Le chantier de la Caisse de dépôt bloqué par les travailleurs et travailleuses en grève de Vidéotron

Montréal, le 13 septembre 2002 – Quelques centaines de travailleurs et travailleuses de Vidéotron, en grève depuis mai dernier, ont érigé des lignes de piquetage devant les accès au chantier de construction de la Caisse de dépôt et placement du Québec, dès 6 h ce matin. Ce chantier est adjacent à celui du Palais des Congrès, sur la rue Viger.

« Le choix de ce site est tout sauf symbolique. La Caisse de dépôt, par son silence dans le dossier Vidéotron, se fait directement complice d’un employeur, Quebecor, qui veut sabrer dans les conditions de travail des employés de Vidéotron, qui a vendu comme du bétail 650 de ses techniciens, sans convention collective ni régimes de retraite ou d’assurance, avec des pertes salariales considérables », a expliqué Yves Lalonde, président syndical à Vidéotron (SCFP-FTQ).

Les travailleurs de la construction ne seront pas complices de la Caisse
« Les travailleurs de Vidéotron ont notre appui et nous dénonçons, comme contributeurs de près de 10 milliards de dollars, l’irresponsabilité de la Caisse de dépôt qui investit une partie de notre épargne collective, 2,4 milliards dans une entreprise qui veut casser un syndicat, démanteler Vidéotron.

« Nous refusons d’être complices de cette opération de démolition, d’autant que l’attitude de Quebecor risque de mener Vidéotron à la faillite, ce qui menace directement nos épargnes », a ajouté pour sa part Jocelyn Dupuis, codirecteur général du Conseil conjoint de la construction (FTQ) qui compte quelque 80 000 membres dans l’industrie.

La FTQ met son poids dans la lutte à Vidéotron
« La FTQ a amorcé une large mobilisation de tous ses affiliés, notamment pour rappeler que Vidéotron, ça nous appartient aussi!
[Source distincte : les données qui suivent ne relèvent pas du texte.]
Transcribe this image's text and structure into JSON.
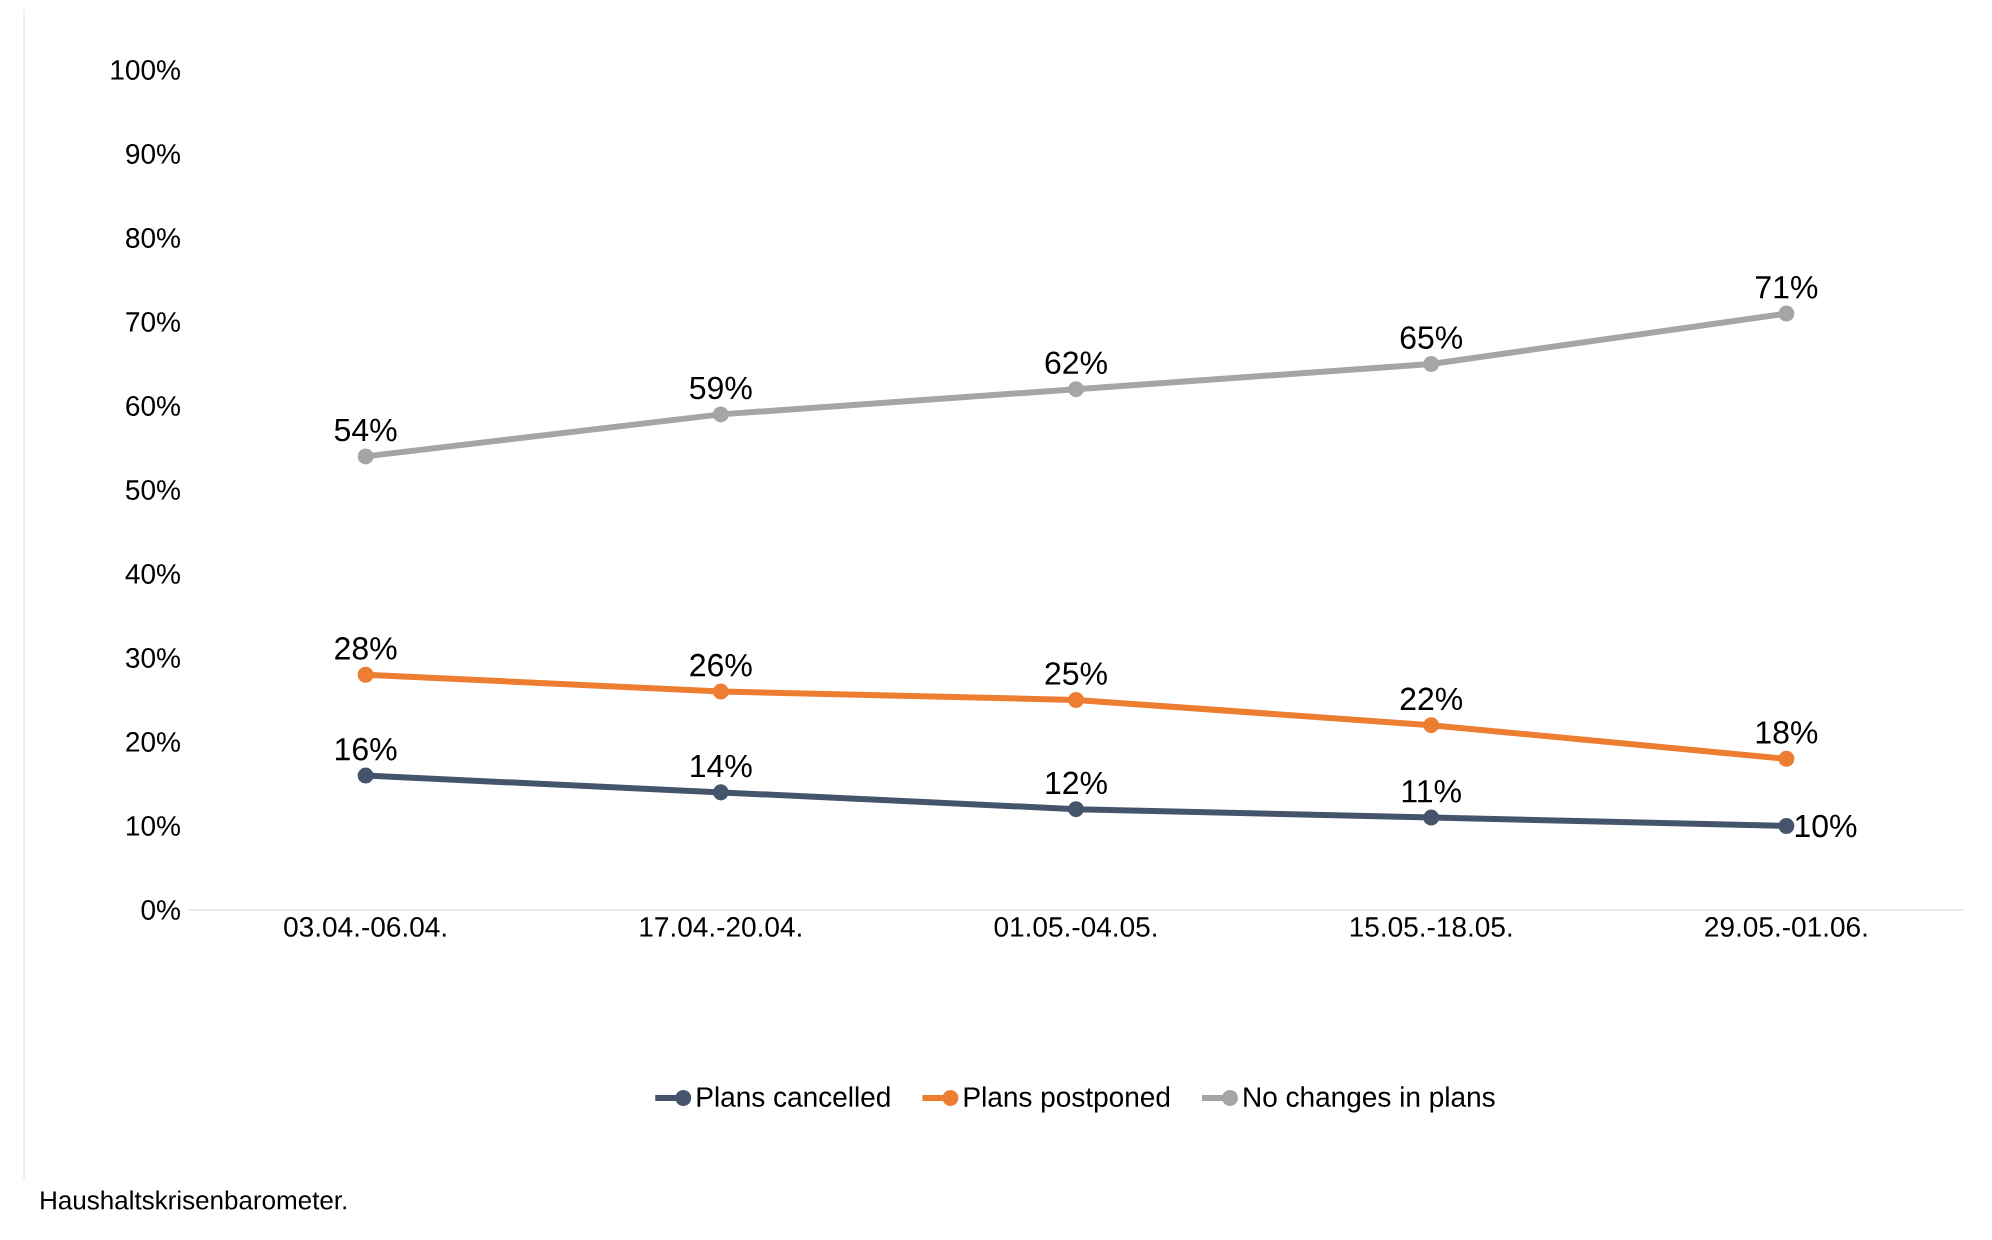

C’est en grande partie notre épargne collective qui a financé l’acquisition de Vidéotron par Quebecor, une entreprise qui utilise des scabs, des fiers-à-bras, qui bafoue ses travailleurs. Aucun travailleur syndiqué ne peut tolérer ces pratiques et leur endossement tacite par la Caisse de dépôt », a dénoncé en conclusion Michel Taylor, président du Conseil régional FTQ de Montréal.

La FTQ, la plus grande centrale syndicale québécoise, représente plus d’un demi-million de membres.